Zusatzangebot für Familien soll bleiben
Die Restmülltonne wird teurer

Lüdinghausen -

Die Abfallentsorgung in der Steverstadt wird teurer: 2019 steigen die Gebühren für die Restmülltonne. Der Haupt- und Finanzausschuss hat in seiner Sitzung am Dienstagabend einstimmig eine entsprechende Empfehlung an den Rat getroffen.

Donnerstag, 06.12.2018, 06:00 Uhr
Im nächsten Jahr steigenden die Müllgebühren in Lüdinghausen (Symbolbild).
Im nächsten Jahr steigenden die Müllgebühren in Lüdinghausen (Symbolbild). Foto: dpa

Im kommenden Jahr werden die Lüdinghauser für die Abfallentsorgung stärker zur Kasse gebeten. Der Haupt- und Finanzausschuss hat sich am Dienstagabend einstimmig für eine entsprechende Änderung der Gebührensatzung ausgesprochen. Demnach steigt die Gebühr für die 80-Liter-Restmülltonne 2019 um 13 Euro auf 143 Euro. Für das 120-Liter-Gefäß werden künftig 205 Euro und damit 21 Euro mehr als bislang fällig. Und die 240-Liter-Tonne schlägt mit 388 Euro zu Buche, das bedeutet eine Erhöhung um 39 Euro.

Ellen Trudwig, Leiterin des Fachbereichs Planen und Bauen, erläuterte im Ausschuss die Gründe für den Gebührenanstieg. Die Stadt Lüdinghausen hat die Entsorgung gemeinsam mit den anderen Kommunen des Südkreises neu ausgeschrieben. „Die für die Gebührenkalkulation ansatzfähigen Kosten sind um rund 200 000 Euro gestiegen“, machte Trudwig deutlich. Neben höheren Transportkosten schlagen sich unter anderem auch die vom Kreis Coesfeld angehobenen Grundgebühren für die Restmülltonnen sowie die Entsorgungskosten nieder.

Die zusätzlichen Restmüllgefäße, die sogenannten Familientonnen, würden – sofern sie nicht durch den städtischen Haushalt subventioniert werden – im nächsten Jahr mit 64 Euro (80 Liter), 80 Euro (120 Liter) beziehungsweise 146 Euro (240 Liter) zu Buche schlagen.
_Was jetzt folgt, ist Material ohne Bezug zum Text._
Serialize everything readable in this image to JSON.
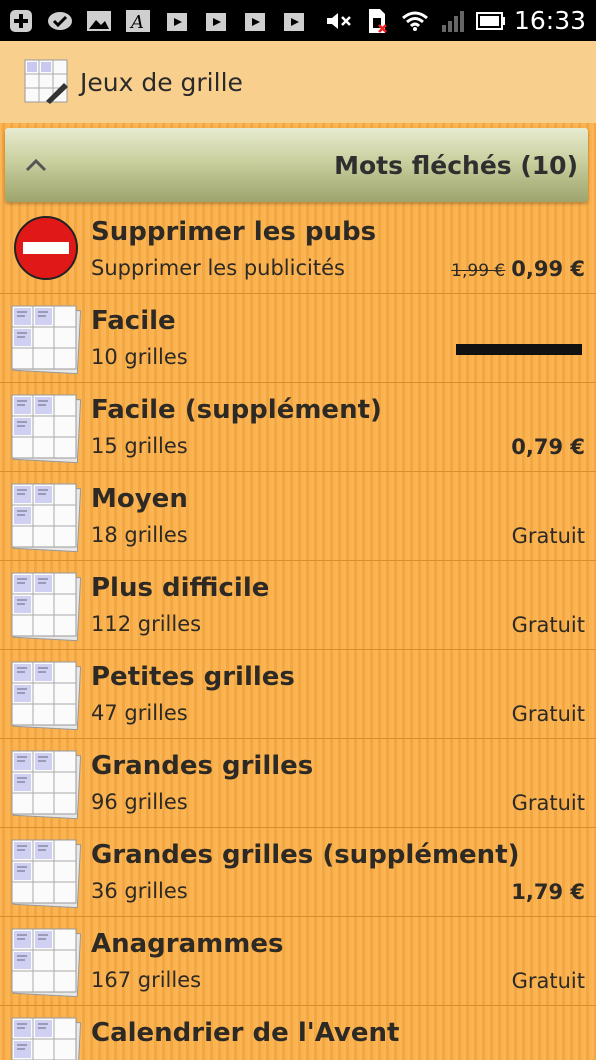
{
  "status_bar": {
    "time": "16:33",
    "left_icons": [
      "plus-icon",
      "check-bubble-icon",
      "image-icon",
      "font-app-icon",
      "play-store-icon",
      "play-store-icon",
      "play-store-icon",
      "play-store-icon"
    ],
    "right_icons": [
      "mute-icon",
      "sim-blocked-icon",
      "wifi-icon",
      "signal-icon",
      "battery-icon"
    ]
  },
  "action_bar": {
    "title": "Jeux de grille",
    "icon": "crossword-app-icon"
  },
  "section": {
    "title": "Mots fléchés (10)",
    "expanded_icon": "chevron-up-icon"
  },
  "items": [
    {
      "title": "Supprimer les pubs",
      "subtitle": "Supprimer les publicités",
      "old_price": "1,99 €",
      "price": "0,99 €",
      "icon": "no-entry-icon"
    },
    {
      "title": "Facile",
      "subtitle": "10 grilles",
      "price": "",
      "progress": 1.0,
      "icon": "grid-thumbnail-icon"
    },
    {
      "title": "Facile (supplément)",
      "subtitle": "15 grilles",
      "price": "0,79 €",
      "icon": "grid-thumbnail-icon"
    },
    {
      "title": "Moyen",
      "subtitle": "18 grilles",
      "price": "Gratuit",
      "icon": "grid-thumbnail-icon"
    },
    {
      "title": "Plus difficile",
      "subtitle": "112 grilles",
      "price": "Gratuit",
      "icon": "grid-thumbnail-icon"
    },
    {
      "title": "Petites grilles",
      "subtitle": "47 grilles",
      "price": "Gratuit",
      "icon": "grid-thumbnail-icon"
    },
    {
      "title": "Grandes grilles",
      "subtitle": "96 grilles",
      "price": "Gratuit",
      "icon": "grid-thumbnail-icon"
    },
    {
      "title": "Grandes grilles (supplément)",
      "subtitle": "36 grilles",
      "price": "1,79 €",
      "icon": "grid-thumbnail-icon"
    },
    {
      "title": "Anagrammes",
      "subtitle": "167 grilles",
      "price": "Gratuit",
      "icon": "grid-thumbnail-icon"
    },
    {
      "title": "Calendrier de l'Avent",
      "subtitle": "",
      "price": "",
      "icon": "grid-thumbnail-icon"
    }
  ],
  "colors": {
    "background": "#f9ad45",
    "action_bar": "#f9cf8e",
    "section_header": "#c9cf9e",
    "text": "#2d2a25"
  }
}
Wird die Familientonne – wie bisher – auch 2019 durch den städtischen Haushalt sprich durch Steuergelder subventioniert werden, würden für die Gefäße Gebühren von 24, 36 beziehungsweise 69 Euro fällig. Die endgültige Entscheidung über die Abfallgebührensatzung trifft der Rat in seiner Sitzung am 18. Dezember.

Etwas teurer wird es auch bei der Straßenreinigung. In der Innenstadt sind 2019 pro Veranlagungsmeter 13,17 Euro und damit 28 Cent mehr fällig als bisher. Im sonstigen Stadtgebiet sind es zwei Cent mehr und damit 91 Cent pro Veranlagungsmeter. Der Grund dafür sind gestiegene Kosten bei der Beauftragung der Fremdfirmen, die die Arbeiten durchführen. Dagegen sinken die Gebühren für den Winterdienst um elf Cent auf 22 Cent je Veranlagungsmeter.